Debate por la oposición de la Real Academia de Letras (RAE) a un uso no sexista
TRADICIONAL. La puerta de la neoclásica Real Academia de Letras. foto.fuente:Revista Ñ
La semana comenzó con una frase que se ganó el cartel francés en los medios: “El sexismo en el lenguaje”. Casi una contradicción: estaba escrita con luces de neón sobre un austero edificio neoclásico. Se habrá preguntado el público qué es eso del “sexismo en el lenguaje”. Es la idea de que el lenguaje suele ponerse al servicio de la discriminación de personas de un sexo por considerarlo inferior al otro.
Cuando se dice “todos mis amigos” para expresar “todos mis amigos y todas mis amigas” se está igualando por medio de un plural masculino genérico que para algunos representa un claro indicio de la tendencia a invisibilizar a la mujer. Según la Nueva Gramática (2010), estos circunloquios, aunque innecesarios por la existencia del uso no marcado (el masculino), son una señal de cortesía en ciertos empleos vocativos como “señoras y señores”.
Si cuando Picasso dijo: “Pinto lo que sé, no lo que veo” la sociedad lo hubiera barrido de un plumazo, no tendríamos sus cuadros. No veríamos ojos y nucas en un mismo plano, no disfrutaríamos de esa descomposición de la figura que hoy nos parece casi “natural”. Ante una propuesta de cambio lo más común es que aparezcan dos actitudes: someterse acríticamente o reírse, ridiculizar hasta el desprestigio. En las dos posturas, los individuos asumen inconscientemente que la historia deben hacerla otros. Por eso las barreras: o se piensa que intentar un lenguaje no sexista es producto de quienes no saben ponderar lo complicada que es la gramática, o que hay mentes cuyo único horizonte es deducir en cualquier manifestación (el lenguaje, la vida) una suerte de guerra entre los sexos. Lo más difícil: el equilibrio, ubicar el punto en el que es posible acercar las partes y generar otra cosa.

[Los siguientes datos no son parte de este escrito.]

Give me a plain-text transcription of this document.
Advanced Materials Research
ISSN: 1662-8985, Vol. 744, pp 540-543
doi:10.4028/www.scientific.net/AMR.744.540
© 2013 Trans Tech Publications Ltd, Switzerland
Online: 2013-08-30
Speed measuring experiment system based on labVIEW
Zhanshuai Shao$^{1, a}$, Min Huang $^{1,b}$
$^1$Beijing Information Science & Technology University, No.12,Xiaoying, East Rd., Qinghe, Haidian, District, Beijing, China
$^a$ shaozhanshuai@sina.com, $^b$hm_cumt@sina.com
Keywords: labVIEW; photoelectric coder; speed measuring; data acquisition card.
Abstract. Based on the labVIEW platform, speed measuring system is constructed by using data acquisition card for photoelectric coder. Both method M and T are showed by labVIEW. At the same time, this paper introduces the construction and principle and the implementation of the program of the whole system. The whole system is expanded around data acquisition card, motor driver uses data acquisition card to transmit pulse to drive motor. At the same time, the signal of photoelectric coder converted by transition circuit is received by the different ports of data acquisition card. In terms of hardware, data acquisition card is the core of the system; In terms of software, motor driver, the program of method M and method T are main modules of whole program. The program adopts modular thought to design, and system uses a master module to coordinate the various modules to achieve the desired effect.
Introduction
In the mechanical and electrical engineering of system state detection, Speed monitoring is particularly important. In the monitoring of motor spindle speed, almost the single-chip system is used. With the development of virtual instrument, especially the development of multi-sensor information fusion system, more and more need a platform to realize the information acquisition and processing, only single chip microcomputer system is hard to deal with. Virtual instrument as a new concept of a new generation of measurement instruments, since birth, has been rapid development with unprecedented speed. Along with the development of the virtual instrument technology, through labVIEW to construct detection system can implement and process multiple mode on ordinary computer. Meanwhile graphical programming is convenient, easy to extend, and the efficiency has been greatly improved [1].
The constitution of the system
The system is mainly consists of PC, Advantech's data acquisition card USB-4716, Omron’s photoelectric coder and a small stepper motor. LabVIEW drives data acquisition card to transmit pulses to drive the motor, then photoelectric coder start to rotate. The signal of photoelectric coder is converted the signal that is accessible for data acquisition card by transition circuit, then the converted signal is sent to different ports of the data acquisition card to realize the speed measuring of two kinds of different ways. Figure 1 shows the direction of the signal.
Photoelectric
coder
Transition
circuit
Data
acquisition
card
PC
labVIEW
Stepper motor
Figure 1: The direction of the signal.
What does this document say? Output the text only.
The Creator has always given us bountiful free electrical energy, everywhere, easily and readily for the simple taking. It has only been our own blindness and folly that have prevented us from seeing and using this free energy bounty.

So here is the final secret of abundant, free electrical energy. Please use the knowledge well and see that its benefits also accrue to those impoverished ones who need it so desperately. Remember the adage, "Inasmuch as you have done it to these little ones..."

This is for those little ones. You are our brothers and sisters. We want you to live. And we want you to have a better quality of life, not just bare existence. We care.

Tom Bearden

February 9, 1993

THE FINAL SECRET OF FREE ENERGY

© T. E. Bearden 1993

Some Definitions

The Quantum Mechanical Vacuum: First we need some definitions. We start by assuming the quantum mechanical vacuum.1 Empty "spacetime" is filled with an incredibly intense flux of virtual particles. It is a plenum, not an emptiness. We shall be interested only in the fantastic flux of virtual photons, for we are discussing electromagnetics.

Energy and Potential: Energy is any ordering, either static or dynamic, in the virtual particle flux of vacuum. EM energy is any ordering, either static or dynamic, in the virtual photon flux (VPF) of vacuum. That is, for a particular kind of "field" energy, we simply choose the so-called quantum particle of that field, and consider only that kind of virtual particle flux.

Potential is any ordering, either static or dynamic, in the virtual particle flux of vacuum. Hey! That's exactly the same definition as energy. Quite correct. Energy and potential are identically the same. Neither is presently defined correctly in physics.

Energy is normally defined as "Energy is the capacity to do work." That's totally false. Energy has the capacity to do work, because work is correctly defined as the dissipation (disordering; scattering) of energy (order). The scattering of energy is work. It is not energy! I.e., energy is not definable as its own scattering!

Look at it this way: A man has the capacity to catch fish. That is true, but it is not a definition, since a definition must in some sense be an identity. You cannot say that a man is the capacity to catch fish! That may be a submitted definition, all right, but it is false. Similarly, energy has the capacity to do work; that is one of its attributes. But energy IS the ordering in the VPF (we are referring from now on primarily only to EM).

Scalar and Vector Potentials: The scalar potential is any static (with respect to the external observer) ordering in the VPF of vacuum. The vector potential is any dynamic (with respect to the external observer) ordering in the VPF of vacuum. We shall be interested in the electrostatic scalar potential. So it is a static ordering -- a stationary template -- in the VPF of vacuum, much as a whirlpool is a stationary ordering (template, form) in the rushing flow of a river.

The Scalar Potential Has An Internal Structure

Por lo que se deduce de la crítica del gramático Ignacio Bosque a las guías de instituciones españolas –universidades, comunidades autónomas, sindicatos, ayuntamientos– que proponen tomar conciencia de que el lenguaje es sexista y reemplazar las construcciones en que esto se hace evidente, casi todas ellas buscan un cambio en el lenguaje administrativo. Empezar por ahí y confiar en el efecto multiplicador (cartas, informes en oficinas, discursos, fórmulas de tratamiento en organismos) no parece un despropósito. De ninguna manera implica desconocer la gramática o modificarla estructuralmente, sino optar, en algunas situaciones, por no traducir al lenguaje dos de las premisas que Bosque juzga verdaderas: existe la discriminación de la mujer, hay “comportamientos verbales sexistas”. No cree el académico que “el léxico, la morfología y la sintaxis de nuestra lengua han de hacer explícita sistemáticamente la relación entre género y sexo, de forma que serán automáticamente sexistas las manifestaciones verbales que no sigan tal directriz, ya que no garantizarían la visibilidad de la mujer”. Seguramente no piensa como Foucault: el lenguaje habla la cultura, el lenguaje nos habla.
El mundo administrativo podría ser objeto de un cambio formal en la manera de referirse a terceros eludiendo el género del referente para que no predomine un sexo sobre el otro. ¿Es tan extremadamente difícil acostumbrarse a esquivar en el habla el predominio de un género, reemplazar “mis amigos” por “mis amistades”? Al margen del respeto profesional que siento por Bosque, creo que se equivoca cuando afirma que las propuestas de un lenguaje no sexista buscan forzar las estructuras lingüísticas para que sean un espejo de la realidad (entiendo que quiere decir de la realidad deseada por algunos, esto es, un mundo sin discriminación). Se equivoca porque las estructuras actuales son precisamente un espejo de la realidad: el masculino genérico es una convención lingüística propia de una sociedad cuyas mujeres ocuparon históricamente segundos y terceros planos. Y esa convención fue después la norma, escrita durante siglos por gramáticos hombres.